George Washington Plunkitt was a politician in New York during the late 19th- and early 20th centuries. He was also a member of the political machine which was called Tammany Hall. A political machine is a political group in which a few people in the party give benefits to their supporters when they support the party. This is so that the supporters vote for them on election day. This system of gaining votes is also used in normal parties, but political machines rely much more heavily on this system than normal parties. This made political machines heavily reliant on the spoils system. How the spoils system works is that the winning party gives government civil service jobs to their supporters. Plunkitt thought that the spoils system was the core of politics. He thought that if the supporters of the party didn’t get a government civil service job, there would be very little reason to vote for political parties. This is why when the civil service reform movement became popular around the late 19th- and early 20th centuries, Plunkitt was completely against it.
Before the civil service reform movement became popular, several reforms were implemented but they had little to no impact.

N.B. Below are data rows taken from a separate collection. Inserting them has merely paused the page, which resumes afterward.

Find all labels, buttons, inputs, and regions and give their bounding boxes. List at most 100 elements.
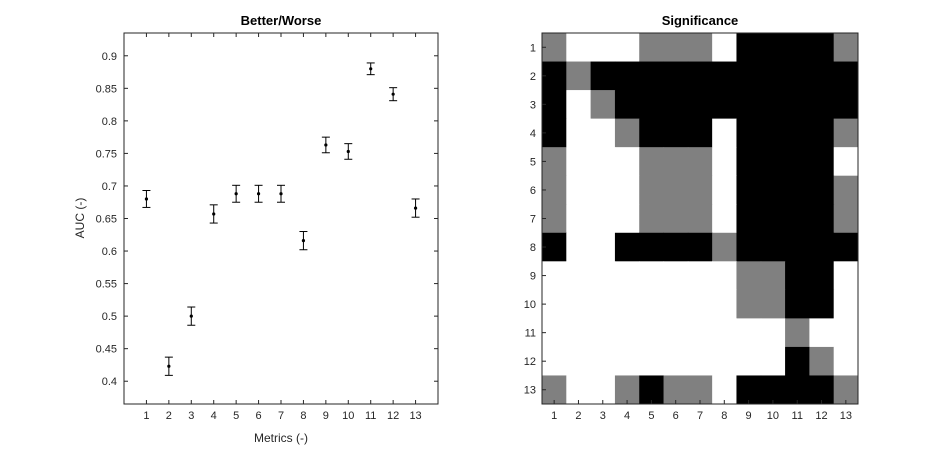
heatmap-cell-r12-c13	[833, 346, 859, 376]
heatmap-cell-r7-c12	[809, 204, 835, 234]
x-tick-label: 3	[188, 410, 194, 422]
heatmap-cell-r10-c6	[663, 289, 689, 319]
heatmap-cell-r13-c3	[590, 375, 616, 405]
heatmap-cell-r4-c11	[785, 118, 810, 148]
heatmap-cell-r12-c8	[712, 346, 737, 376]
heatmap-cell-r3-c8	[712, 90, 737, 120]
heatmap-cell-r5-c12	[809, 147, 835, 177]
heatmap-cell-r9-c5	[639, 261, 665, 291]
x-tick-label: 6	[673, 410, 679, 422]
x-tick-label: 11	[365, 410, 376, 422]
x-tick-label: 9	[746, 410, 752, 422]
heatmap-cell-r7-c11	[785, 204, 810, 234]
heatmap-cell-r9-c4	[614, 261, 640, 291]
heatmap-cell-r5-c2	[566, 147, 592, 177]
heatmap-cell-r8-c11	[785, 232, 810, 262]
x-tick-label: 12	[387, 410, 399, 422]
heatmap-cell-r2-c13	[833, 61, 859, 91]
heatmap-cell-r12-c7	[687, 346, 713, 376]
heatmap-cell-r2-c8	[712, 61, 737, 91]
heatmap-cell-r4-c6	[663, 118, 689, 148]
heatmap-cell-r4-c5	[639, 118, 665, 148]
heatmap-cell-r6-c12	[809, 175, 835, 205]
y-tick-label: 0.5	[102, 311, 117, 323]
errorbar-point-10	[344, 143, 353, 160]
x-tick-label: 8	[300, 410, 306, 422]
heatmap-cell-r10-c1	[542, 289, 567, 319]
heatmap-cell-r12-c2	[566, 346, 592, 376]
y-tick-label: 3	[530, 99, 536, 111]
heatmap-cell-r5-c5	[639, 147, 665, 177]
heatmap-cell-r13-c10	[760, 375, 786, 405]
heatmap-cell-r6-c2	[566, 175, 592, 205]
heatmap-cell-r10-c13	[833, 289, 859, 319]
x-tick-label: 4	[624, 410, 630, 422]
heatmap-cell-r6-c7	[687, 175, 713, 205]
heatmap-cell-r13-c6	[663, 375, 689, 405]
heatmap-cell-r9-c11	[785, 261, 810, 291]
heatmap-cell-r11-c6	[663, 318, 689, 348]
y-tick-label: 12	[524, 356, 536, 368]
heatmap-cell-r2-c5	[639, 61, 665, 91]
heatmap-cell-r4-c13	[833, 118, 859, 148]
data-point	[346, 149, 350, 154]
heatmap-cell-r12-c5	[639, 346, 665, 376]
heatmap-cell-r2-c6	[663, 61, 689, 91]
y-tick-label: 0.65	[96, 214, 117, 226]
heatmap-cell-r4-c1	[542, 118, 567, 148]
errorbar-point-5	[232, 184, 241, 203]
errorbar-point-6	[254, 184, 263, 203]
heatmap-cell-r8-c7	[687, 232, 713, 262]
heatmap-cell-r1-c3	[590, 33, 616, 63]
right-axes-box	[541, 32, 859, 405]
data-point	[189, 314, 193, 318]
x-tick-label: 10	[342, 410, 354, 422]
heatmap-cell-r11-c5	[639, 318, 665, 348]
heatmap-cell-r9-c12	[809, 261, 835, 291]
heatmap-cell-r2-c7	[687, 61, 713, 91]
heatmap-cell-r3-c10	[760, 90, 786, 120]
heatmap-cell-r8-c6	[663, 232, 689, 262]
heatmap-cell-r4-c10	[760, 118, 786, 148]
heatmap-cell-r10-c7	[687, 289, 713, 319]
heatmap-cell-r13-c1	[542, 375, 567, 405]
heatmap-cell-r10-c3	[590, 289, 616, 319]
heatmap-cell-r7-c8	[712, 204, 737, 234]
heatmap-cell-r7-c6	[663, 204, 689, 234]
y-tick-label: 0.4	[102, 376, 117, 388]
x-tick-label: 5	[233, 410, 239, 422]
data-point	[369, 67, 373, 71]
data-point	[212, 212, 216, 216]
heatmap-cell-r11-c12	[809, 318, 835, 348]
heatmap-cell-r4-c8	[712, 118, 737, 148]
x-tick-label: 6	[256, 410, 262, 422]
errorbar-point-11	[366, 62, 375, 76]
heatmap-cell-r8-c1	[542, 232, 567, 262]
data-point	[234, 192, 238, 196]
heatmap-cell-r13-c2	[566, 375, 592, 405]
heatmap-cell-r13-c5	[639, 375, 665, 405]
heatmap-cell-r9-c10	[760, 261, 786, 291]
heatmap-cell-r11-c10	[760, 318, 786, 348]
heatmap-cell-r10-c4	[614, 289, 640, 319]
heatmap-cell-r1-c12	[809, 33, 835, 63]
heatmap-cell-r5-c11	[785, 147, 810, 177]
heatmap-cell-r7-c1	[542, 204, 567, 234]
heatmap-cell-r5-c7	[687, 147, 713, 177]
heatmap-cell-r6-c4	[614, 175, 640, 205]
heatmap-cell-r13-c4	[614, 375, 640, 405]
heatmap-cell-r7-c4	[614, 204, 640, 234]
errorbar-point-8	[299, 231, 308, 251]
data-point	[413, 206, 418, 210]
heatmap-cell-r12-c4	[614, 346, 640, 376]
errorbar-point-2	[164, 356, 173, 376]
heatmap-cell-r1-c2	[566, 33, 592, 63]
heatmap-cell-r10-c11	[785, 289, 810, 319]
heatmap-cell-r10-c10	[760, 289, 786, 319]
x-tick-label: 9	[323, 410, 329, 422]
heatmap-cell-r4-c12	[809, 118, 835, 148]
heatmap-cell-r1-c5	[639, 33, 665, 63]
heatmap-cell-r8-c8	[712, 232, 737, 262]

The purpose of the civil service reforms was to make it so that civil servants couldn’t be kicked out of their jobs, because a different party was in power. The civil service reform also made it so that to get a civil service job you needed to first go through an examination that tests if you have knowledge of complex subjects and important degrees. The examination’s purpose was supposed to test your intelligence.
Plunkitt was against the civil service reforms because then he would have fewer government jobs to hand out to his supporters and many of them would fail the examinations. Plunkitt argued that a patriotic man could lose all his patriotism and go against the state because he lost a civil service examination. Plunkitt knew a few cases where this exact thing had happened to several people. Although it is likely that it was made up to convince people of his view against the civil service reform. This is why Plunkitt was very serious about patriotism’s connection to obtaining a job after Tammany won an election.
Plunkitt thought that after the death of patriotism, people would stop voting. This is didn’t happen, instead people kept voting but for different people. Under the spoils system, people voted for political machines but when civil service reforms were implemented they started voting for reformers. The reason for this was that when the civil service reforms were implemented, politicians had to change. Most people were able to make the transition, the ones that weren’t able to, were the political machines. While the reformers adapted to the new environment, Plunkitt and other political machines were losing votes. After the civil service reform movement became popular, Plunkitt couldn’t win any more elections and quit being a politician shortly afterward.